Adapun faktor risiko delinquent behavior¸yaitu faktor kognisi
sosial yang meliputi: Karakteristik hubungan keluarga, parenting skill, information-processing
skill, keyakinan individual, hubungan teman sebaya, keluarga (sejarah
keluarga dari perilaku bermasalah, masalah dalam pengaturan keluarga, konflik
keluarga, sikap orangtua yang mendukung dan keterlibatannya dalam perilaku
bermasalah), sekolah (perilaku awal dan menetap, kegagalan akademik dimulai
pada akhir sekolah dasar, kurangnya komitmen untuk sekolah), individu atau teman
sebaya (pengasingan dan kenakalan, teman yang mengajak untuk berperilaku negatif,
sikap yang mendukung terhadap perilaku bermasalah, awal mula perilaku
bermasalah, faktor konstitusional), dan komunitas (tersedianya senjata api,
hukum dan norma komunitas masyarakat yang mendukung terhadap pengguna
obat-obatan, senjata api, dan kejahatan, kurang tertarik pada tetangga dan
ketidak-teraturan masyarakat, kekurangan ekonomi yang ekstrim). Sedangkan
faktor protektif delinquent behavior, yaitu:
communication skill, manajemen
keluarga terhadap stress eksternal, mengubah norma sekolah terhadap penguatan
untuk mengurangi agresi, dan jaringan teman sebaya prososial.
Selanjutnya,
treatment yang tepat untuk anak dengan delinquent
behavior dapat dilihat dari tingkat kecenderungannya berdasarkan tiga hal
dibawah ini, yaitu:
- Sociological Delinquency. Mengenai treatment, hal yang perlu diperhatikan adalah cara anak-anak berusaha untuk melawan perilaku antisosial tersebut yang fokusnya lebih pada prevensi (melalui perubahan sosial).
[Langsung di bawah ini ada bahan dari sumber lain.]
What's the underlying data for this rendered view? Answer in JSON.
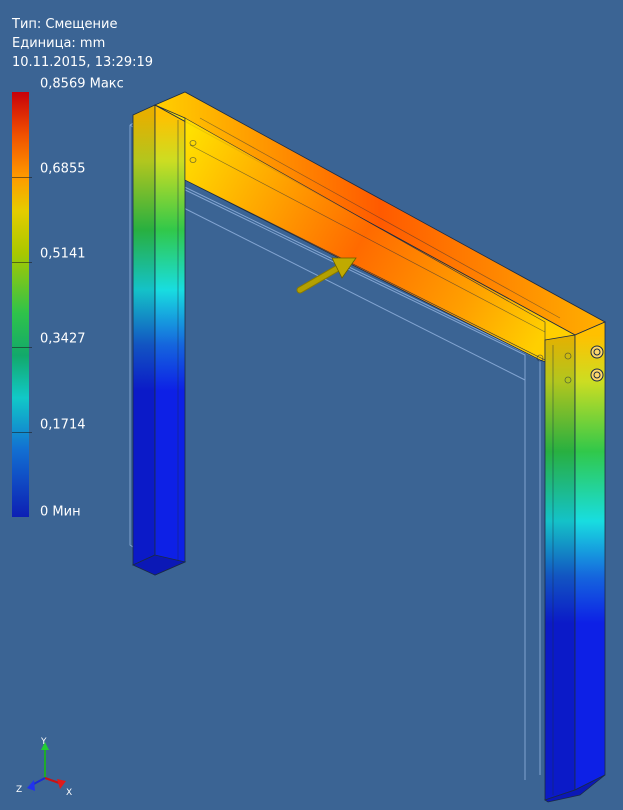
{
  "info": {
    "type_label": "Тип: Смещение",
    "unit_label": "Единица: mm",
    "timestamp": "10.11.2015, 13:29:19"
  },
  "legend": {
    "labels": [
      "0,8569 Макс",
      "0,6855",
      "0,5141",
      "0,3427",
      "0,1714",
      "0 Мин"
    ]
  },
  "triad": {
    "x_label": "X",
    "y_label": "Y",
    "z_label": "Z"
  },
  "colors": {
    "background": "#3b6494",
    "max": "#c8000a",
    "min": "#0d1fb4",
    "force_arrow": "#b4a000"
  }
}
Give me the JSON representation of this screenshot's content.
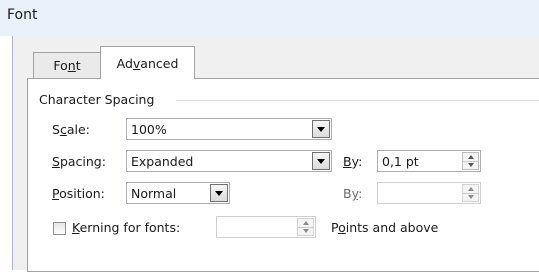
{
  "window": {
    "title": "Font"
  },
  "tabs": [
    {
      "label_pre": "Fo",
      "label_ul": "n",
      "label_post": "t",
      "active": false
    },
    {
      "label_pre": "Ad",
      "label_ul": "v",
      "label_post": "anced",
      "active": true
    }
  ],
  "group": {
    "label": "Character Spacing"
  },
  "scale": {
    "label_pre": "S",
    "label_ul": "c",
    "label_post": "ale:",
    "value": "100%"
  },
  "spacing": {
    "label_pre": "",
    "label_ul": "S",
    "label_post": "pacing:",
    "value": "Expanded",
    "by_label_pre": "",
    "by_label_ul": "B",
    "by_label_post": "y:",
    "by_value": "0,1 pt"
  },
  "position": {
    "label_pre": "",
    "label_ul": "P",
    "label_post": "osition:",
    "value": "Normal",
    "by_label_pre": "B",
    "by_label_ul": "y",
    "by_label_post": ":",
    "by_value": ""
  },
  "kerning": {
    "checked": false,
    "label_pre": "",
    "label_ul": "K",
    "label_post": "erning for fonts:",
    "value": "",
    "suffix_pre": "P",
    "suffix_ul": "o",
    "suffix_post": "ints and above"
  }
}
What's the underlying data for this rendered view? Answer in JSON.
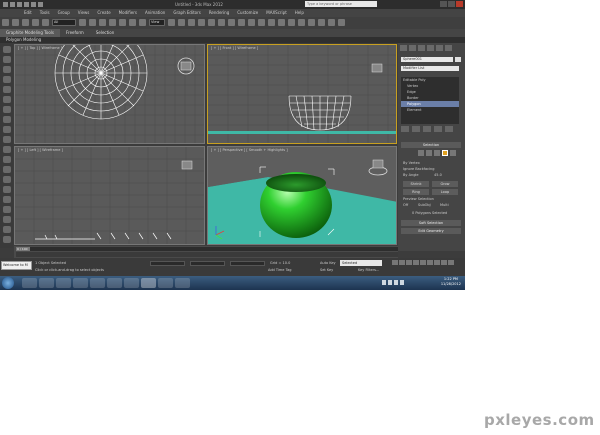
{
  "window": {
    "title": "Untitled - 3ds Max 2012",
    "search_placeholder": "Type a keyword or phrase"
  },
  "menu": [
    "Edit",
    "Tools",
    "Group",
    "Views",
    "Create",
    "Modifiers",
    "Animation",
    "Graph Editors",
    "Rendering",
    "Customize",
    "MAXScript",
    "Help"
  ],
  "toolbar": {
    "selection_filter": "All",
    "view_dropdown": "View"
  },
  "ribbon": {
    "tabs": [
      "Graphite Modeling Tools",
      "Freeform",
      "Selection"
    ],
    "sub_label": "Polygon Modeling"
  },
  "viewports": {
    "top": "[ + ] [ Top ] [ Wireframe ]",
    "front": "[ + ] [ Front ] [ Wireframe ]",
    "left": "[ + ] [ Left ] [ Wireframe ]",
    "perspective": "[ + ] [ Perspective ] [ Smooth + Highlights ]"
  },
  "command_panel": {
    "object_name": "Sphere001",
    "modifier_list": "Modifier List",
    "stack": [
      {
        "label": "Editable Poly",
        "level": "top"
      },
      {
        "label": "Vertex",
        "level": "sub"
      },
      {
        "label": "Edge",
        "level": "sub"
      },
      {
        "label": "Border",
        "level": "sub"
      },
      {
        "label": "Polygon",
        "level": "sub",
        "selected": true
      },
      {
        "label": "Element",
        "level": "sub"
      }
    ],
    "selection_rollout": "Selection",
    "options": {
      "by_vertex": "By Vertex",
      "ignore_backfacing": "Ignore Backfacing",
      "by_angle": "By Angle",
      "angle_value": "45.0",
      "shrink": "Shrink",
      "grow": "Grow",
      "ring": "Ring",
      "loop": "Loop",
      "preview_selection": "Preview Selection",
      "off": "Off",
      "subobj": "SubObj",
      "multi": "Multi",
      "polygons_selected": "0 Polygons Selected"
    },
    "soft_selection": "Soft Selection",
    "edit_geometry": "Edit Geometry"
  },
  "timeline": {
    "frame": "0 / 100",
    "ticks": [
      "0",
      "10",
      "20",
      "30",
      "40",
      "50",
      "60",
      "70",
      "80",
      "90",
      "100"
    ]
  },
  "status": {
    "welcome": "Welcome to M",
    "selected": "1 Object Selected",
    "prompt": "Click or click-and-drag to select objects",
    "grid": "Grid = 10.0",
    "add_time_tag": "Add Time Tag",
    "auto_key": "Auto Key",
    "set_key": "Set Key",
    "key_mode": "Selected",
    "key_filters": "Key Filters..."
  },
  "taskbar": {
    "time": "1:22 PM",
    "date": "11/28/2012"
  },
  "watermark": "pxleyes.com",
  "colors": {
    "ui_bg": "#3c3c3c",
    "viewport_bg": "#5a5a5a",
    "ground_cyan": "#3fb8a6",
    "bowl_green": "#20b020",
    "active_border": "#c8a020",
    "selection_blue": "#6b7fa8"
  }
}
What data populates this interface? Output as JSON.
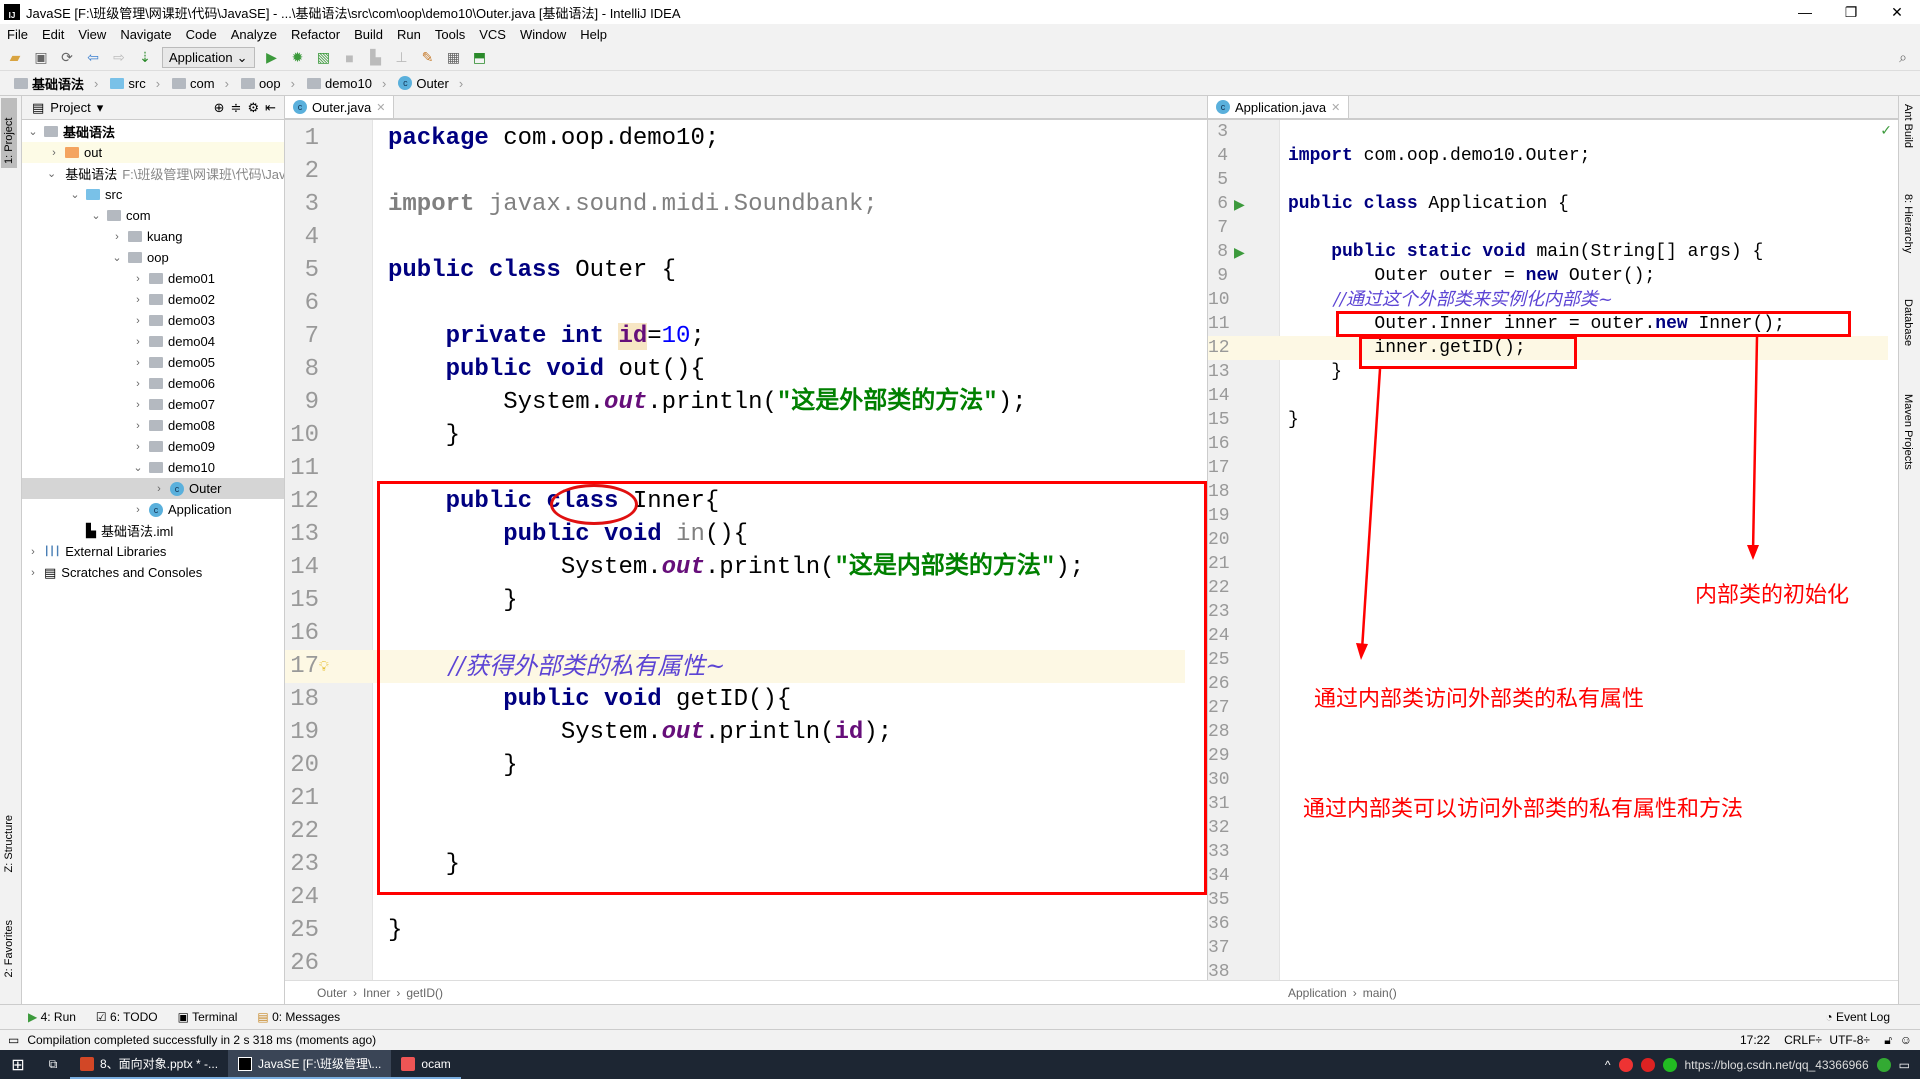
{
  "window": {
    "title": "JavaSE [F:\\班级管理\\网课班\\代码\\JavaSE] - ...\\基础语法\\src\\com\\oop\\demo10\\Outer.java [基础语法] - IntelliJ IDEA",
    "logo": "IJ",
    "minimize": "—",
    "maximize": "❐",
    "close": "✕"
  },
  "menu": [
    "File",
    "Edit",
    "View",
    "Navigate",
    "Code",
    "Analyze",
    "Refactor",
    "Build",
    "Run",
    "Tools",
    "VCS",
    "Window",
    "Help"
  ],
  "toolbar": {
    "run_config": "Application"
  },
  "breadcrumb": [
    "基础语法",
    "src",
    "com",
    "oop",
    "demo10",
    "Outer"
  ],
  "left_strip": {
    "project_tab": "1: Project",
    "structure_tab": "Z: Structure",
    "favorites_tab": "2: Favorites"
  },
  "project": {
    "header": "Project",
    "tree": [
      {
        "label": "基础语法",
        "depth": 0,
        "arrow": "down",
        "icon": "module",
        "bold": true
      },
      {
        "label": "out",
        "depth": 1,
        "arrow": "right",
        "icon": "folder-orange",
        "hl": true
      },
      {
        "label": "基础语法",
        "path": "F:\\班级管理\\网课班\\代码\\JavaSE",
        "depth": 1,
        "arrow": "down",
        "icon": "module"
      },
      {
        "label": "src",
        "depth": 2,
        "arrow": "down",
        "icon": "folder-blue"
      },
      {
        "label": "com",
        "depth": 3,
        "arrow": "down",
        "icon": "folder"
      },
      {
        "label": "kuang",
        "depth": 4,
        "arrow": "right",
        "icon": "folder"
      },
      {
        "label": "oop",
        "depth": 4,
        "arrow": "down",
        "icon": "folder"
      },
      {
        "label": "demo01",
        "depth": 5,
        "arrow": "right",
        "icon": "folder"
      },
      {
        "label": "demo02",
        "depth": 5,
        "arrow": "right",
        "icon": "folder"
      },
      {
        "label": "demo03",
        "depth": 5,
        "arrow": "right",
        "icon": "folder"
      },
      {
        "label": "demo04",
        "depth": 5,
        "arrow": "right",
        "icon": "folder"
      },
      {
        "label": "demo05",
        "depth": 5,
        "arrow": "right",
        "icon": "folder"
      },
      {
        "label": "demo06",
        "depth": 5,
        "arrow": "right",
        "icon": "folder"
      },
      {
        "label": "demo07",
        "depth": 5,
        "arrow": "right",
        "icon": "folder"
      },
      {
        "label": "demo08",
        "depth": 5,
        "arrow": "right",
        "icon": "folder"
      },
      {
        "label": "demo09",
        "depth": 5,
        "arrow": "right",
        "icon": "folder"
      },
      {
        "label": "demo10",
        "depth": 5,
        "arrow": "down",
        "icon": "folder"
      },
      {
        "label": "Outer",
        "depth": 6,
        "arrow": "right",
        "icon": "class",
        "sel": true
      },
      {
        "label": "Application",
        "depth": 5,
        "arrow": "right",
        "icon": "class"
      },
      {
        "label": "基础语法.iml",
        "depth": 2,
        "arrow": "",
        "icon": "file"
      },
      {
        "label": "External Libraries",
        "depth": 0,
        "arrow": "right",
        "icon": "library"
      },
      {
        "label": "Scratches and Consoles",
        "depth": 0,
        "arrow": "right",
        "icon": "scratch"
      }
    ]
  },
  "editor_left": {
    "tab": "Outer.java",
    "first_line": 1,
    "current_line": 17,
    "lines": [
      [
        [
          "package",
          "kw"
        ],
        [
          " com.oop.demo10;",
          ""
        ]
      ],
      [],
      [
        [
          "import",
          "unk"
        ],
        [
          " javax.sound.midi.Soundbank;",
          "unused"
        ]
      ],
      [],
      [
        [
          "public class",
          "kw"
        ],
        [
          " Outer {",
          ""
        ]
      ],
      [],
      [
        [
          "    private int ",
          "kw"
        ],
        [
          "id",
          "fld idhl"
        ],
        [
          "=",
          ""
        ],
        [
          "10",
          "num"
        ],
        [
          ";",
          ""
        ]
      ],
      [
        [
          "    public void ",
          "kw"
        ],
        [
          "out(){",
          ""
        ]
      ],
      [
        [
          "        System.",
          ""
        ],
        [
          "out",
          "st"
        ],
        [
          ".println(",
          ""
        ],
        [
          "\"这是外部类的方法\"",
          "str"
        ],
        [
          ");",
          ""
        ]
      ],
      [
        [
          "    }",
          ""
        ]
      ],
      [],
      [
        [
          "    public ",
          "kw"
        ],
        [
          "class",
          "kw"
        ],
        [
          " Inner{",
          ""
        ]
      ],
      [
        [
          "        public void ",
          "kw"
        ],
        [
          "in",
          "unused"
        ],
        [
          "(){",
          ""
        ]
      ],
      [
        [
          "            System.",
          ""
        ],
        [
          "out",
          "st"
        ],
        [
          ".println(",
          ""
        ],
        [
          "\"这是内部类的方法\"",
          "str"
        ],
        [
          ");",
          ""
        ]
      ],
      [
        [
          "        }",
          ""
        ]
      ],
      [],
      [
        [
          "        //获得外部类的私有属性~",
          "cm"
        ]
      ],
      [
        [
          "        public void ",
          "kw"
        ],
        [
          "getID(){",
          ""
        ]
      ],
      [
        [
          "            System.",
          ""
        ],
        [
          "out",
          "st"
        ],
        [
          ".println(",
          ""
        ],
        [
          "id",
          "fld"
        ],
        [
          ");",
          ""
        ]
      ],
      [
        [
          "        }",
          ""
        ]
      ],
      [],
      [],
      [
        [
          "    }",
          ""
        ]
      ],
      [],
      [
        [
          "}",
          ""
        ]
      ],
      []
    ],
    "breadcrumb": [
      "Outer",
      "Inner",
      "getID()"
    ]
  },
  "editor_right": {
    "tab": "Application.java",
    "first_line": 3,
    "current_line": 12,
    "lines": [
      [],
      [
        [
          "import",
          "kw"
        ],
        [
          " com.oop.demo10.Outer;",
          ""
        ]
      ],
      [],
      [
        [
          "public class",
          "kw"
        ],
        [
          " Application {",
          ""
        ]
      ],
      [],
      [
        [
          "    public static void ",
          "kw"
        ],
        [
          "main(String[] args) {",
          ""
        ]
      ],
      [
        [
          "        Outer outer = ",
          ""
        ],
        [
          "new",
          "kw"
        ],
        [
          " Outer();",
          ""
        ]
      ],
      [
        [
          "        //通过这个外部类来实例化内部类~",
          "cm"
        ]
      ],
      [
        [
          "        Outer.Inner inner = outer.",
          ""
        ],
        [
          "new",
          "kw"
        ],
        [
          " Inner();",
          ""
        ]
      ],
      [
        [
          "        inner.getID();",
          ""
        ]
      ],
      [
        [
          "    }",
          ""
        ]
      ],
      [],
      [
        [
          "}",
          ""
        ]
      ],
      [],
      [],
      [],
      [],
      [],
      [],
      [],
      [],
      [],
      [],
      [],
      [],
      [],
      [],
      [],
      [],
      [],
      [],
      [],
      [],
      [],
      [],
      []
    ],
    "breadcrumb": [
      "Application",
      "main()"
    ]
  },
  "annotations": {
    "init_note": "内部类的初始化",
    "access_note": "通过内部类访问外部类的私有属性",
    "access_methods_note": "通过内部类可以访问外部类的私有属性和方法",
    "color": "#ff0000"
  },
  "right_strip": [
    "Ant Build",
    "8: Hierarchy",
    "Database",
    "Maven Projects"
  ],
  "tool_tabs": {
    "run": "4: Run",
    "todo": "6: TODO",
    "terminal": "Terminal",
    "messages": "0: Messages",
    "event_log": "Event Log"
  },
  "status": {
    "message": "Compilation completed successfully in 2 s 318 ms (moments ago)",
    "position": "17:22",
    "line_sep": "CRLF÷",
    "encoding": "UTF-8÷"
  },
  "taskbar": {
    "items": [
      "8、面向对象.pptx * -...",
      "JavaSE [F:\\班级管理\\...",
      "ocam"
    ],
    "tray_text": "https://blog.csdn.net/qq_43366966"
  }
}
Usaha ini meliputi: program tindakan sosial seperti organization of neighborhood citizen’s committees, job-upgrading project, home-study program, korps perlindungan pemuda, dan The Police Athletic League. Selain itu, treatment yang dapat dilakukan dapat berupa treatment psikologis, konseling, dan psikoterapi yang lebih fokus pada edukasional.
- Characterological Delinquency. Sebenarnya anak dengan characterological delinguency sangat sulit untuk di treatment karena mereka jarang percaya dan mau mengenal orang lain, tidak bertanggung-jawab, dan antisosial. Oleh karena itu, butuh terapis yang paling berkompeten untuk menemukan cara yang tepat dalam memodifikasi perilaku delinquent tersebut.
- Neurotic Delinquency. Intervensi neurotic delinquents lebih fokus pada kebutuhan dimana mereka mencoba untuk menyampaikan perilaku masalah mereka. Para intervensi ini, terapis bekerja untuk membentuk hubungan treatment yang positif dengan cara mencari motif dari perilaku buruk mereka yang dapat menyebabkan konsekuensi negatif bagi diri sendiri, membuat pemahaman yang lebih konstruktif pada anak dengan cara memperoleh rasa hormat dari guru, teman sebaya, terutama orangtua. Peran orangtua ini sangat penting karena orangtua dari anak neurotic delinquent dapat membantu untuk memahami masalah perilaku anak mereka.